I think of full-featured pattern matching as a fairly recent addition even to Lisp. Lisp has had some pattern-matching constructs forever of course (cond, destructuring-bind, Norvig's sexp matcher from PAIP [1], etc.). But it's only with the more recent emergence of optima [2] as a de-facto standard that it now has really good pattern matching. It was probably the #1 thing I missed in Lisp, after having used ML a bit, until optima came along.
AFAIK pattern-matching is not a historical Lisp feature, it's usually been limited to simple destructuring.

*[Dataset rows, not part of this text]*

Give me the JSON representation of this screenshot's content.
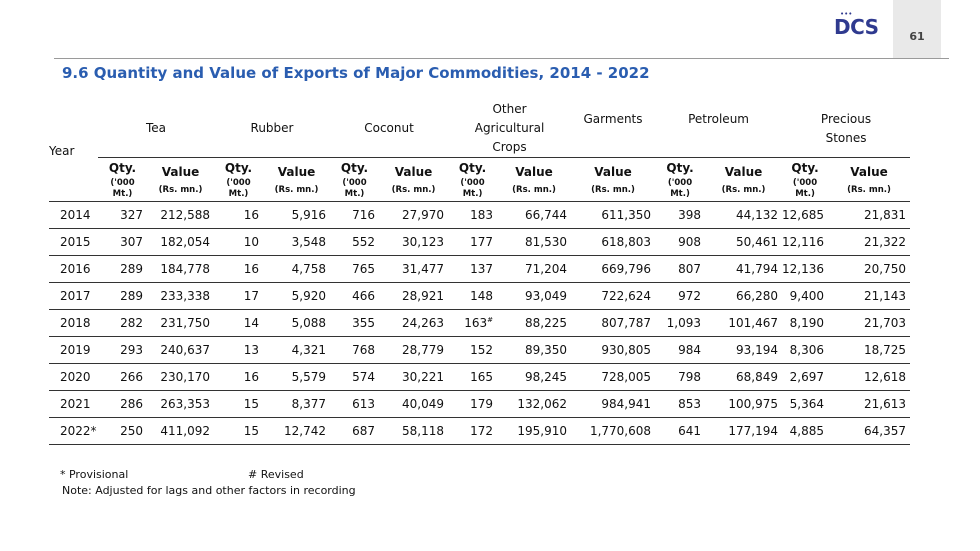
{
  "header": {
    "logo_text": "DCS",
    "logo_dots": "•••",
    "page_number": "61"
  },
  "title": "9.6 Quantity and Value of Exports of Major Commodities, 2014 - 2022",
  "table": {
    "year_header": "Year",
    "groups": {
      "tea": "Tea",
      "rubber": "Rubber",
      "coconut": "Coconut",
      "other_agri_1": "Other",
      "other_agri_2": "Agricultural",
      "other_agri_3": "Crops",
      "garments": "Garments",
      "petroleum": "Petroleum",
      "precious_1": "Precious",
      "precious_2": "Stones"
    },
    "sub": {
      "qty": "Qty.",
      "qty_unit_1": "('000",
      "qty_unit_2": "Mt.)",
      "value": "Value",
      "value_unit": "(Rs. mn.)"
    },
    "rows": [
      {
        "year": "2014",
        "tea_q": "327",
        "tea_v": "212,588",
        "rub_q": "16",
        "rub_v": "5,916",
        "coc_q": "716",
        "coc_v": "27,970",
        "oac_q": "183",
        "oac_mark": "",
        "oac_v": "66,744",
        "gar_v": "611,350",
        "pet_q": "398",
        "pet_v": "44,132",
        "ps_q": "12,685",
        "ps_v": "21,831"
      },
      {
        "year": "2015",
        "tea_q": "307",
        "tea_v": "182,054",
        "rub_q": "10",
        "rub_v": "3,548",
        "coc_q": "552",
        "coc_v": "30,123",
        "oac_q": "177",
        "oac_mark": "",
        "oac_v": "81,530",
        "gar_v": "618,803",
        "pet_q": "908",
        "pet_v": "50,461",
        "ps_q": "12,116",
        "ps_v": "21,322"
      },
      {
        "year": "2016",
        "tea_q": "289",
        "tea_v": "184,778",
        "rub_q": "16",
        "rub_v": "4,758",
        "coc_q": "765",
        "coc_v": "31,477",
        "oac_q": "137",
        "oac_mark": "",
        "oac_v": "71,204",
        "gar_v": "669,796",
        "pet_q": "807",
        "pet_v": "41,794",
        "ps_q": "12,136",
        "ps_v": "20,750"
      },
      {
        "year": "2017",
        "tea_q": "289",
        "tea_v": "233,338",
        "rub_q": "17",
        "rub_v": "5,920",
        "coc_q": "466",
        "coc_v": "28,921",
        "oac_q": "148",
        "oac_mark": "",
        "oac_v": "93,049",
        "gar_v": "722,624",
        "pet_q": "972",
        "pet_v": "66,280",
        "ps_q": "9,400",
        "ps_v": "21,143"
      },
      {
        "year": "2018",
        "tea_q": "282",
        "tea_v": "231,750",
        "rub_q": "14",
        "rub_v": "5,088",
        "coc_q": "355",
        "coc_v": "24,263",
        "oac_q": "163",
        "oac_mark": "#",
        "oac_v": "88,225",
        "gar_v": "807,787",
        "pet_q": "1,093",
        "pet_v": "101,467",
        "ps_q": "8,190",
        "ps_v": "21,703"
      },
      {
        "year": "2019",
        "tea_q": "293",
        "tea_v": "240,637",
        "rub_q": "13",
        "rub_v": "4,321",
        "coc_q": "768",
        "coc_v": "28,779",
        "oac_q": "152",
        "oac_mark": "",
        "oac_v": "89,350",
        "gar_v": "930,805",
        "pet_q": "984",
        "pet_v": "93,194",
        "ps_q": "8,306",
        "ps_v": "18,725"
      },
      {
        "year": "2020",
        "tea_q": "266",
        "tea_v": "230,170",
        "rub_q": "16",
        "rub_v": "5,579",
        "coc_q": "574",
        "coc_v": "30,221",
        "oac_q": "165",
        "oac_mark": "",
        "oac_v": "98,245",
        "gar_v": "728,005",
        "pet_q": "798",
        "pet_v": "68,849",
        "ps_q": "2,697",
        "ps_v": "12,618"
      },
      {
        "year": "2021",
        "tea_q": "286",
        "tea_v": "263,353",
        "rub_q": "15",
        "rub_v": "8,377",
        "coc_q": "613",
        "coc_v": "40,049",
        "oac_q": "179",
        "oac_mark": "",
        "oac_v": "132,062",
        "gar_v": "984,941",
        "pet_q": "853",
        "pet_v": "100,975",
        "ps_q": "5,364",
        "ps_v": "21,613"
      },
      {
        "year": "2022*",
        "tea_q": "250",
        "tea_v": "411,092",
        "rub_q": "15",
        "rub_v": "12,742",
        "coc_q": "687",
        "coc_v": "58,118",
        "oac_q": "172",
        "oac_mark": "",
        "oac_v": "195,910",
        "gar_v": "1,770,608",
        "pet_q": "641",
        "pet_v": "177,194",
        "ps_q": "4,885",
        "ps_v": "64,357"
      }
    ]
  },
  "footnotes": {
    "provisional": "* Provisional",
    "revised": "# Revised",
    "note": "Note:  Adjusted for lags and other factors in recording"
  }
}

In the modern acception of tree patterns (as opposed to text patterns aka regular expressions), I guess it comes from ML (and possibly prolog but prolog's unification goes even further?): it doesn't look like ISWIM had tree patterns and I can't find older references.

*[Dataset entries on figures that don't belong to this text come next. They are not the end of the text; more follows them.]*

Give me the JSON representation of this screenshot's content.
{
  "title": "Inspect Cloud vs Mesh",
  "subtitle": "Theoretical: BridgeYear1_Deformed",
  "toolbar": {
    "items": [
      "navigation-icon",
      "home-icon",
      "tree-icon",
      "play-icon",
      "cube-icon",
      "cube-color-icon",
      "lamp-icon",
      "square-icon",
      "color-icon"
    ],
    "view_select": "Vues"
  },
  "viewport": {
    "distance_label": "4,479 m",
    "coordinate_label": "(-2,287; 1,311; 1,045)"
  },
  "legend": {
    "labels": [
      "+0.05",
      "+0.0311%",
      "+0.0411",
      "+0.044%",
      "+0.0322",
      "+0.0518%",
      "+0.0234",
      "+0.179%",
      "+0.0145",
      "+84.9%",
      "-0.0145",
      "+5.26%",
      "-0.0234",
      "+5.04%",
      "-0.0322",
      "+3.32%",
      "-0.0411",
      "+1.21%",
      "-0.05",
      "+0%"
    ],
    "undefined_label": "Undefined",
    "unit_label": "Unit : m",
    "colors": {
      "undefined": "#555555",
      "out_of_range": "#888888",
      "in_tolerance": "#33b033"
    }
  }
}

In Lisp pattern-based programming has been first implemented in 1962 in by D.Bobrow (METEOR). From then on there are many implementations of pattern matching in Lisp based software, from Planner, to rule-based systems, LISP70 (Tesler, ...)...
This makes me sad. As somebody who started a CS degree back in the early 80s (finishing in the late 80s), and who had a few glimpses of languages which didn’t suck, the switch down to “everything is an 8086 running C code, if not x86 assembler” was an incredibly destructive event in this industry.

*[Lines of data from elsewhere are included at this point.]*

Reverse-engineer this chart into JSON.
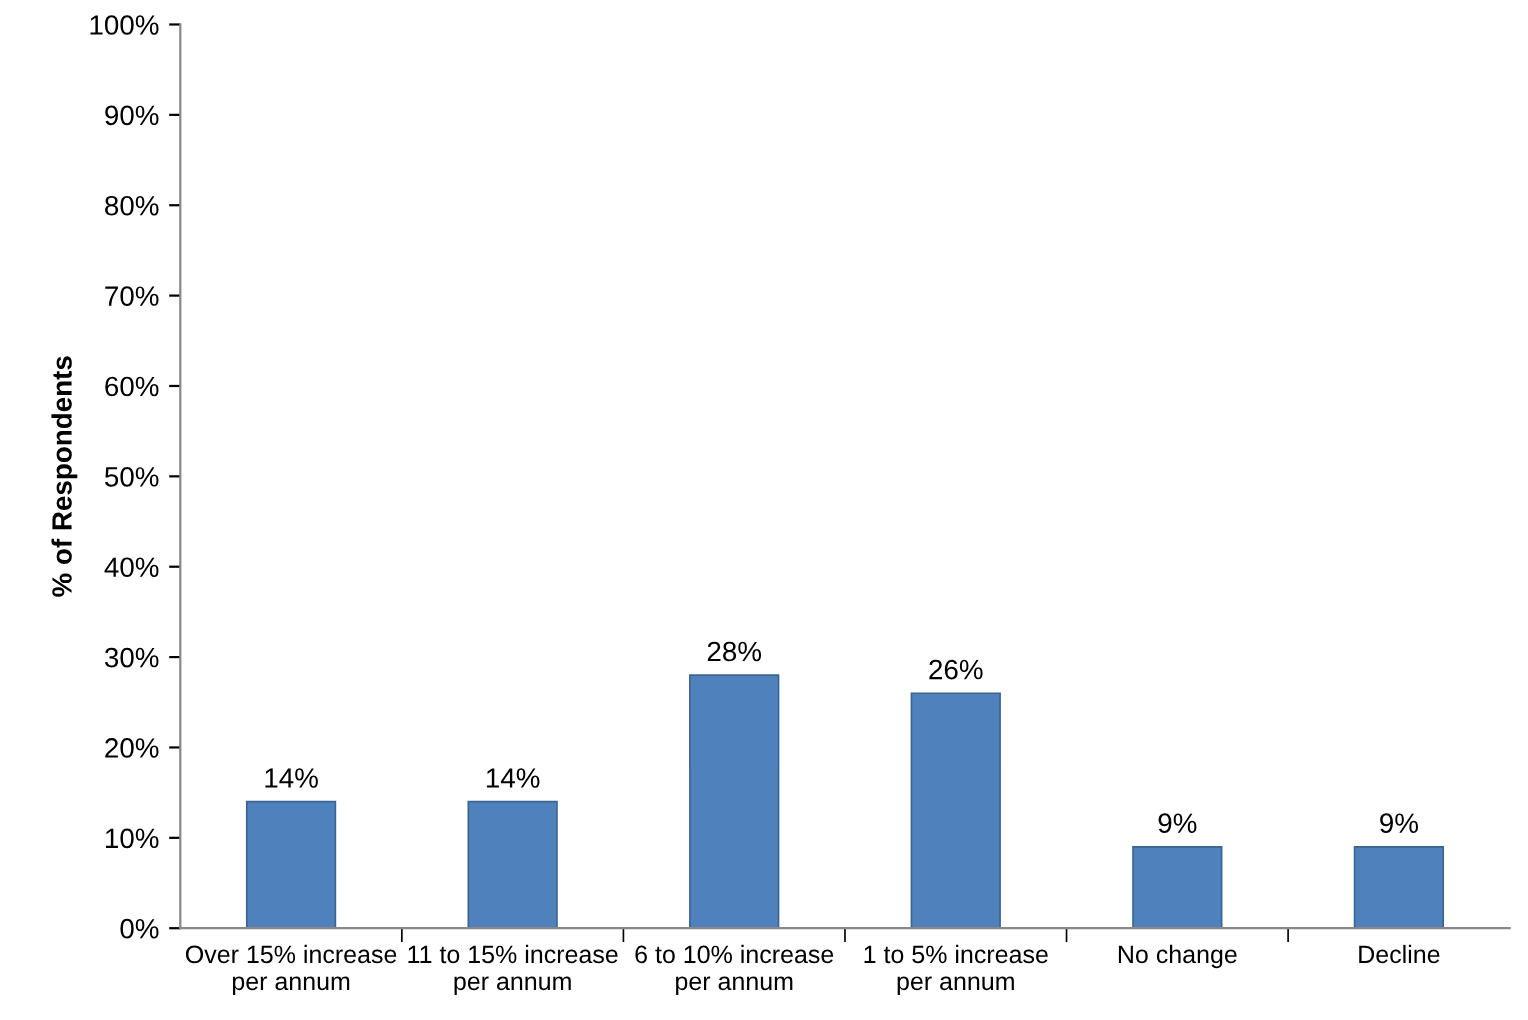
{
  "chart_data": {
    "type": "bar",
    "ylabel": "% of Respondents",
    "categories": [
      "Over 15% increase\nper annum",
      "11 to 15% increase\nper annum",
      "6 to 10% increase\nper annum",
      "1 to 5% increase\nper annum",
      "No change",
      "Decline"
    ],
    "values": [
      14,
      14,
      28,
      26,
      9,
      9
    ],
    "color": "#4f81bd",
    "value_labels": [
      "14%",
      "14%",
      "28%",
      "26%",
      "9%",
      "9%"
    ],
    "ylim": [
      0,
      100
    ],
    "yticks": [
      {
        "value": 0,
        "label": "0%"
      },
      {
        "value": 10,
        "label": "10%"
      },
      {
        "value": 20,
        "label": "20%"
      },
      {
        "value": 30,
        "label": "30%"
      },
      {
        "value": 40,
        "label": "40%"
      },
      {
        "value": 50,
        "label": "50%"
      },
      {
        "value": 60,
        "label": "60%"
      },
      {
        "value": 70,
        "label": "70%"
      },
      {
        "value": 80,
        "label": "80%"
      },
      {
        "value": 90,
        "label": "90%"
      },
      {
        "value": 100,
        "label": "100%"
      }
    ],
    "grid": false,
    "legend": false
  }
}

I was going to specialize in AI in my major, but I guess it was about 25 years too early. But that’s another tangent.
> AFAIK pattern-matching is not a historical Lisp feature
Aside from full packages like what lispm mentioned, implementing pattern matching (and later, full Prolog-style unification) in Lisp is a very common exercise in beginner Lisp textbooks, going back decades.